We identified a prevalence of EHEC carriage of 5%, which meant it was the dominant diarrhoeagenic E. coli subtype in our study. Two studies have found similar prevalences of EHEC carriage in asymptomatic individuals, one in workers from meat processing plants in Switzerland [39], and another in families living on dairy farms in Canada [40]. This high level of carriage might come from the large number of farm animals present in Bavi, or from other environmental sources, which we have not attempted to investigate in the present study. It may be that this high prevalence is due to a clonal spread, which could be explored in further studies. EHEC carriage was not associated with presence of any gastrointestinal symptoms, and its clinical significance remains unclear.

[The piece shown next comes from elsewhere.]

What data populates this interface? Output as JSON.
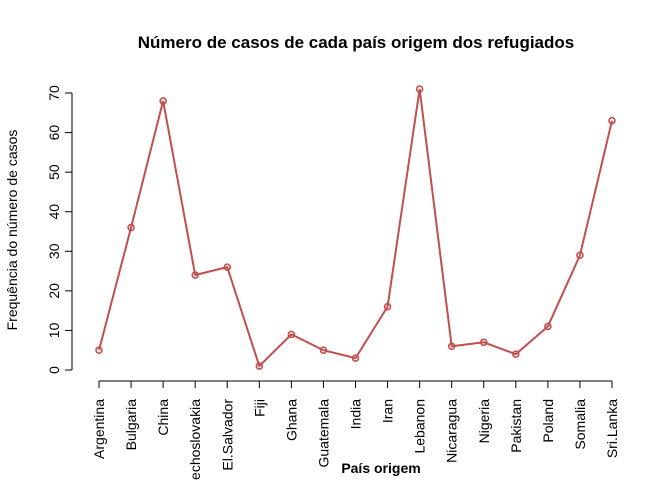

Our community study of resistance in commensal bacteria has several strengths, including its size and high response rate. The daily reporting of antibiotic use, validated by weekly follow up interviews, have enabled analysis of individual drug use to be correlated with antibiotic resistance, and suggested a trend towards higher resistance when antibiotics were consumed close to the date of sampling. There are also a number of limitations to our study. Importantly, only one E. coli isolate from each child was tested for antibiotic susceptibility, whilst it is appreciated that multiple E. coli strains usually co-exist in an individual's gastrointestinal tract [17, 41]. The true prevalence of carriage of resistant E. coli is consequently likely to be higher than the figures presented here.

A further limitation is that the analysis on antibiotic use counted all days on which antibiotics were taken as equivalent, assuming that full doses had been taken. It has been noted elsewhere that sub-therapeutic dosing may be common in low- and middle-income countries [15]. Our study did not assess the contribution of certain potential exposures to antibiotics and antibiotic resistant bacteria remarked on elsewhere: antibiotic use by household members, day care attendance, exposure to contaminated water sources, contact with animal microflora. We have not investigated the prevalence of different mechanisms underlying the resistant phenotypes presented here.


Our study has identified high prevalences of resistance to individual antibiotics in commensal bacteria isolated from children in a rural area of northern Vietnam. The high prevalences of resistance seen after individual antibiotic use highlight the increasing threat posed by antibiotic resistance in Vietnam, and suggest further evidence for the need for commitment to ensuring antibiotics are used in as rational a manner as possible.